Em São Paulo, para não deixar o movimento morrer, os ativistas planejam a criação de um observatório civil, independente, permanente das políticas públicas no município. Segundo os ativistas “apartidários”, os partidos não contemplariam uma série de temas e bandeiras e expectativas. Assuntos como aborto, legalização das drogas, entre outros, se tornaram tabu.
“Dentro de uma campanha de um partido não pode, por exemplo, falar claramente sobre o extermínio da juventude negra que está acontecendo na cidade de São Paulo, a militarização das subprefeituras, sobre aborto, legalização das drogas. E vem do desejo que é, seja Haddad, seja Serra, independente de quem assumir, vamos criar um observatório civil do município, que independe do poder institucional. A gente quer poder cobrar, dialogar, ocupar a rua mas mais do que isso, queremos poder discutir política de uma forma independente e livre e utilizar tanto a praça quanto a rede”, adiantou Torturra.
Com relação às críticas feitas pelo novo movimento, Ana Maria Prestes pontua que há sim uma crise da esquerda tradicional, da sua capacidade de mobilização, de congregar. Mas, ela ressalta que a mesma está atenta a essas novas ondas.

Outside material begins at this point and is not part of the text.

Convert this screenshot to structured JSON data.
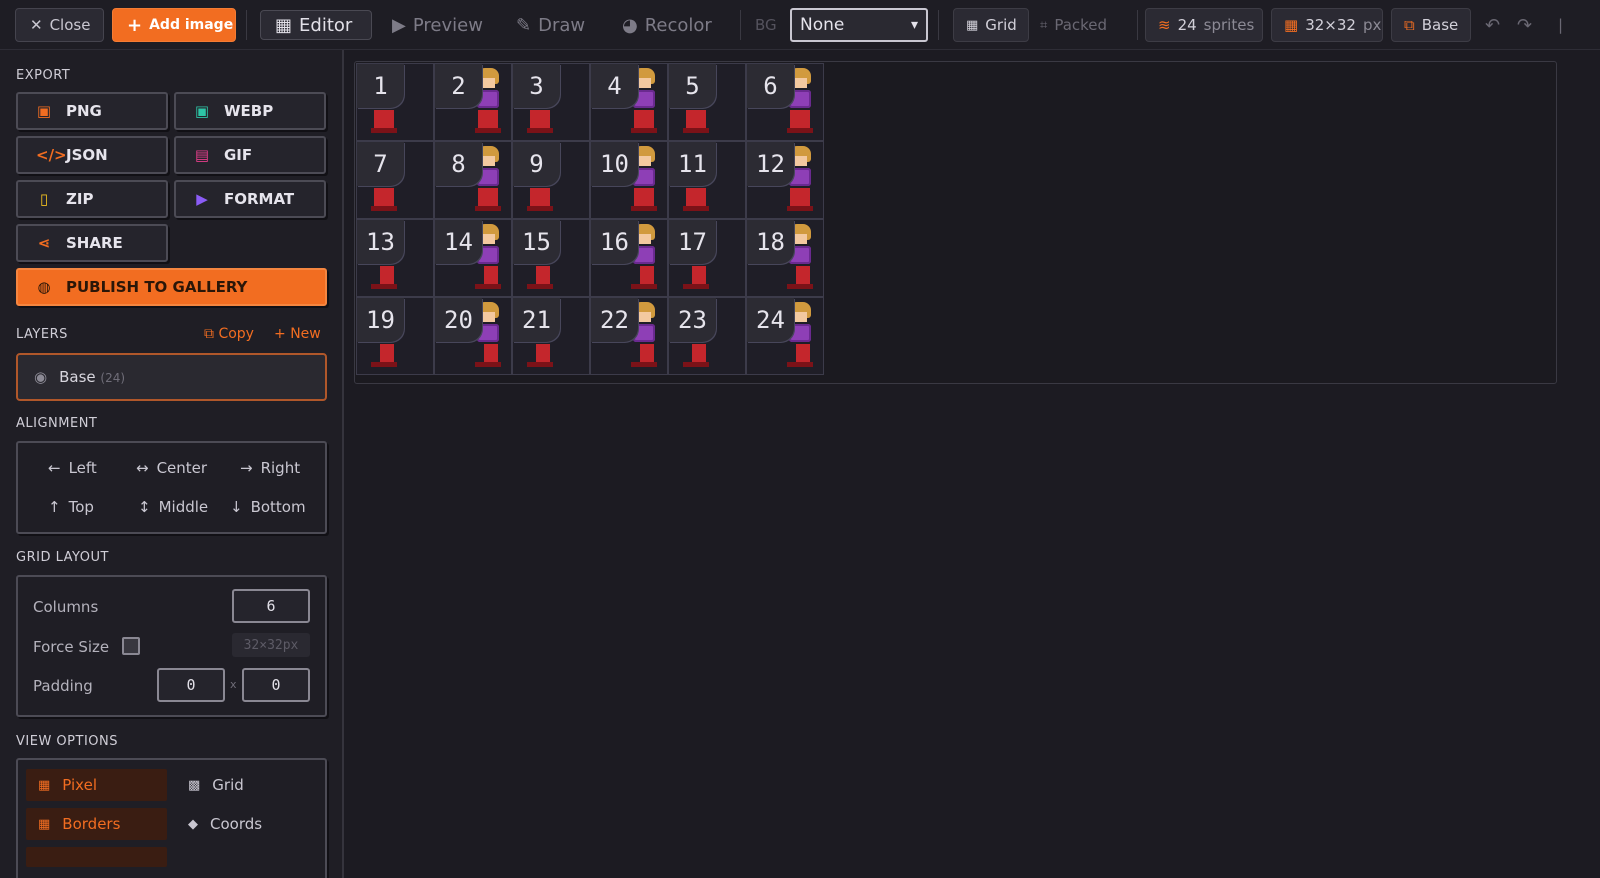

“Ela [esquerda tradicional] está se transformando também. E um movimento não prescinde do outro. Houve um aprendizado mútuo. Acho importante deixar isso claro, que nas mobilizações, por exemplo, do Dia do Orgulho Gay, das Mulheres, você percebe que há mais diálogo entre os diferentes tipos de movimentos. Há mais abertura. Eu creio que já houve maior hostilidade desse tipo de movimento aos partidos tradicionais, a militância tradicional, partidária, seja sindical, seja partidária. Eu vejo de uma forma otimista o apoio mútuo, a reunião de esforços em torno de alguns debates polêmicos na sociedade”, ressalta a cientista política, lembrando que este é o melhor momento nos últimos 20 anos entre os movimentos tradicionais e os contemporâneos.
Novas tecnologias
A mobilização na internet surge como uma válvula de escape dentro das grandes cidades, que estão soterradas de informação da vida contemporânea. “A forma com que a sociedade se organizou oprime e dificulta o encontro. Então a válvula de escape disso são as redes sociais, onde têm oportunidade de falar, opinar e leva aos encontros presenciais. Por isso as estruturas tradicionais precisam ficar atentas a isso”, alerta.
Outro ponto exaltado por ela é que nesse tipo de ambiente “não há como impor certas posições e acho isso muito interessante”. “Quem tentar cercear ou impor certas verdades vai acabar encontrando grande dificuldade para interagir”, conclui.